This represents a discount of c45% and c35% to the current share price and TERP respectively. This will allow TLW to lower its gearing ratio to a level it is more comfortable at, its aim is for less than 2.5x net debt/EBITDAX, which had grown to 5.1x at 31 December 2016. Reducing its level of debt will allow TLW to improve both its operational and financial flexibility which will enable it to grow the company in the next 3 to 5 years.
One of the stated use of proceeds made by TLW this morning is to “drill high impact, potentially high return prospects across Tullow's African and South American portfolio”. Therefore, we view this to be particularly positive for TLW’s partners across its licences, in particular Eco (Atlantic) Oil & Gas (ECO)# which has a 40% working interest in the TLW operated Orinduik Block in Guyana, adjacent to the giant Liza and Payara discoveries made by ExxonMobil (XOM).
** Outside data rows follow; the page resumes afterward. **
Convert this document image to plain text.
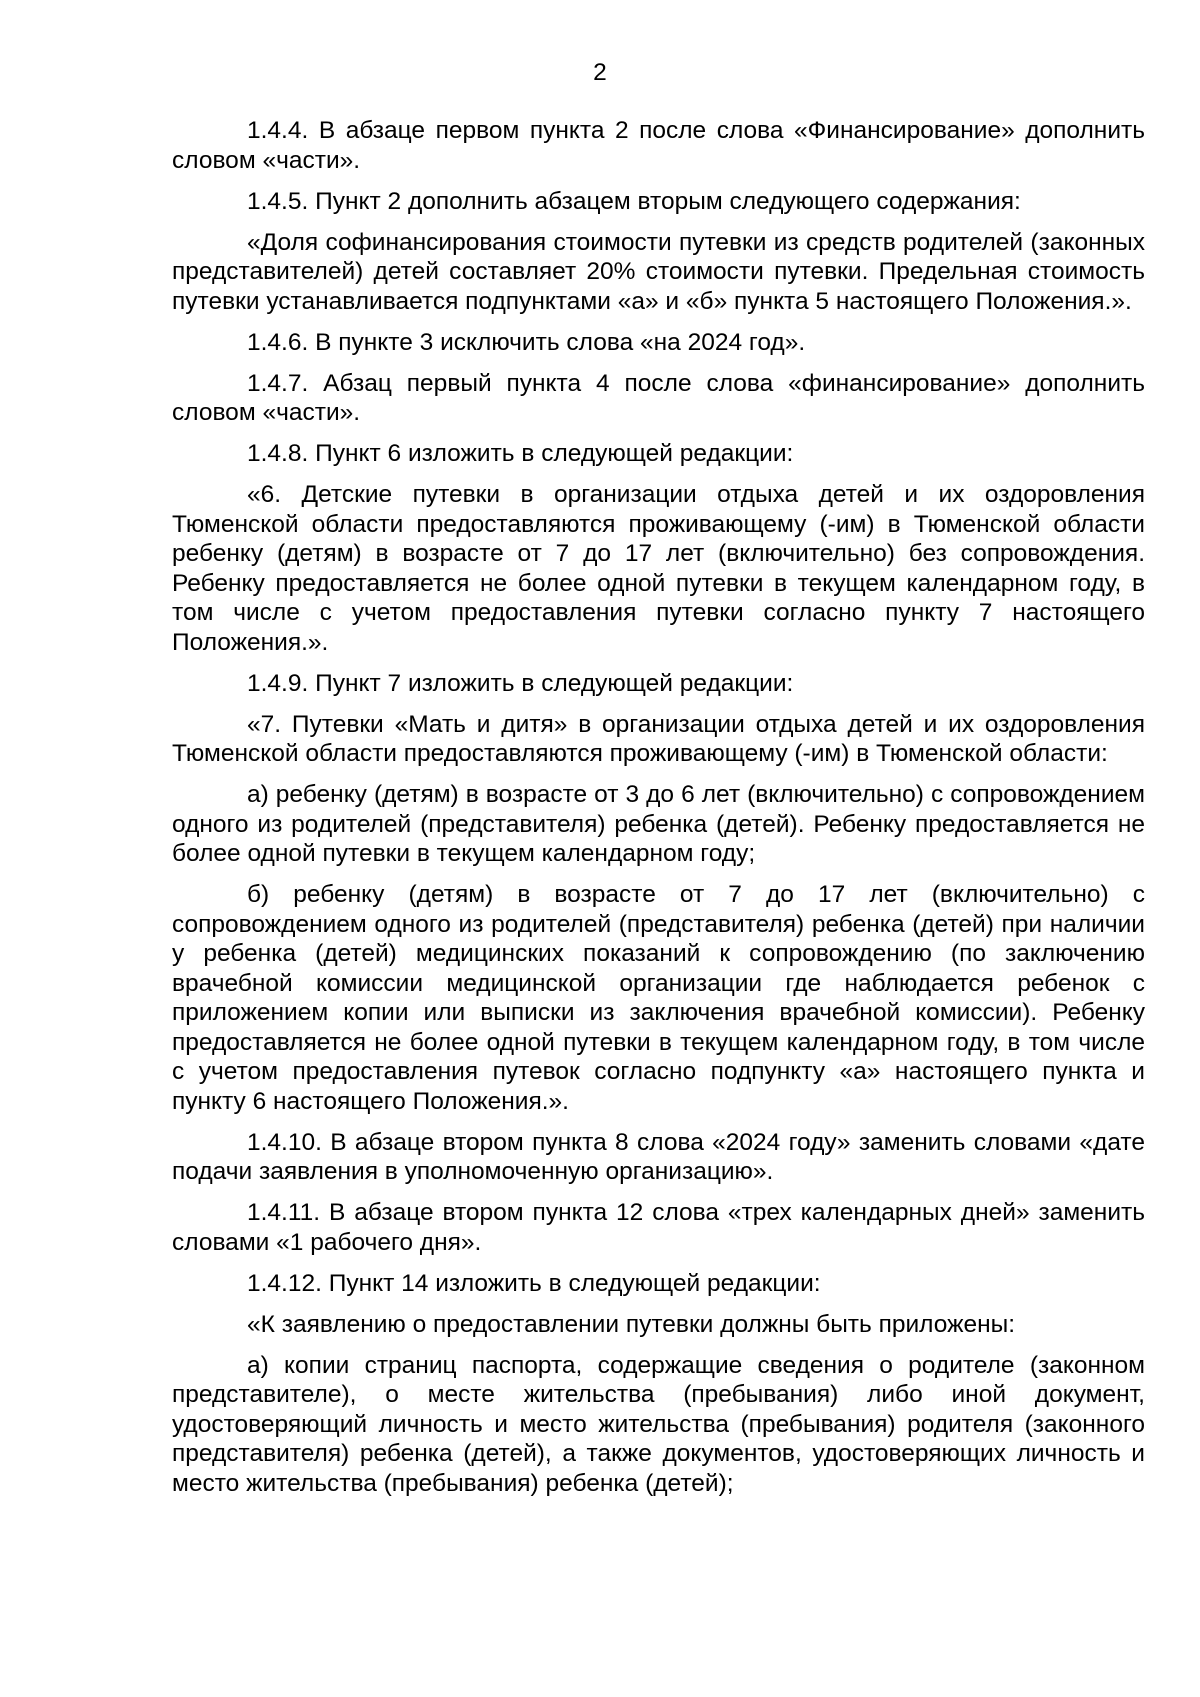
2

1.4.4. В абзаце первом пункта 2 после слова «Финансирование» дополнить словом «части».

1.4.5. Пункт 2 дополнить абзацем вторым следующего содержания:

«Доля софинансирования стоимости путевки из средств родителей (законных представителей) детей составляет 20% стоимости путевки. Предельная стоимость путевки устанавливается подпунктами «а» и «б» пункта 5 настоящего Положения.».

1.4.6. В пункте 3 исключить слова «на 2024 год».

1.4.7. Абзац первый пункта 4 после слова «финансирование» дополнить словом «части».

1.4.8. Пункт 6 изложить в следующей редакции:

«6. Детские путевки в организации отдыха детей и их оздоровления Тюменской области предоставляются проживающему (-им) в Тюменской области ребенку (детям) в возрасте от 7 до 17 лет (включительно) без сопровождения. Ребенку предоставляется не более одной путевки в текущем календарном году, в том числе с учетом предоставления путевки согласно пункту 7 настоящего Положения.».

1.4.9. Пункт 7 изложить в следующей редакции:

«7. Путевки «Мать и дитя» в организации отдыха детей и их оздоровления Тюменской области предоставляются проживающему (-им) в Тюменской области:

а) ребенку (детям) в возрасте от 3 до 6 лет (включительно) с сопровождением одного из родителей (представителя) ребенка (детей). Ребенку предоставляется не более одной путевки в текущем календарном году;

б) ребенку (детям) в возрасте от 7 до 17 лет (включительно) с сопровождением одного из родителей (представителя) ребенка (детей) при наличии у ребенка (детей) медицинских показаний к сопровождению (по заключению врачебной комиссии медицинской организации где наблюдается ребенок с приложением копии или выписки из заключения врачебной комиссии). Ребенку предоставляется не более одной путевки в текущем календарном году, в том числе с учетом предоставления путевок согласно подпункту «а» настоящего пункта и пункту 6 настоящего Положения.».

1.4.10. В абзаце втором пункта 8 слова «2024 году» заменить словами «дате подачи заявления в уполномоченную организацию».

1.4.11. В абзаце втором пункта 12 слова «трех календарных дней» заменить словами «1 рабочего дня».

1.4.12. Пункт 14 изложить в следующей редакции:

«К заявлению о предоставлении путевки должны быть приложены:

а) копии страниц паспорта, содержащие сведения о родителе (законном представителе), о месте жительства (пребывания) либо иной документ, удостоверяющий личность и место жительства (пребывания) родителя (законного представителя) ребенка (детей), а также документов, удостоверяющих личность и место жительства (пребывания) ребенка (детей);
TLW and ECO are about to conduct a 3D seismic survey over the Orinduik Block, which TLW estimates to contain prospective resources of 900mmboe, to refine the targets and scope out new leads. The fact that TLW have stated it plans to drill in the next 3-5 years across this portfolio is extremely positive and is ahead of our estimates.
ECO is also a partner with TLW in Namibia where TLW is contingently carrying ECO for the costs of one well on the Cooper Block. We, therefore, re-iterate our BUY recommendation and 25p TP on ECO.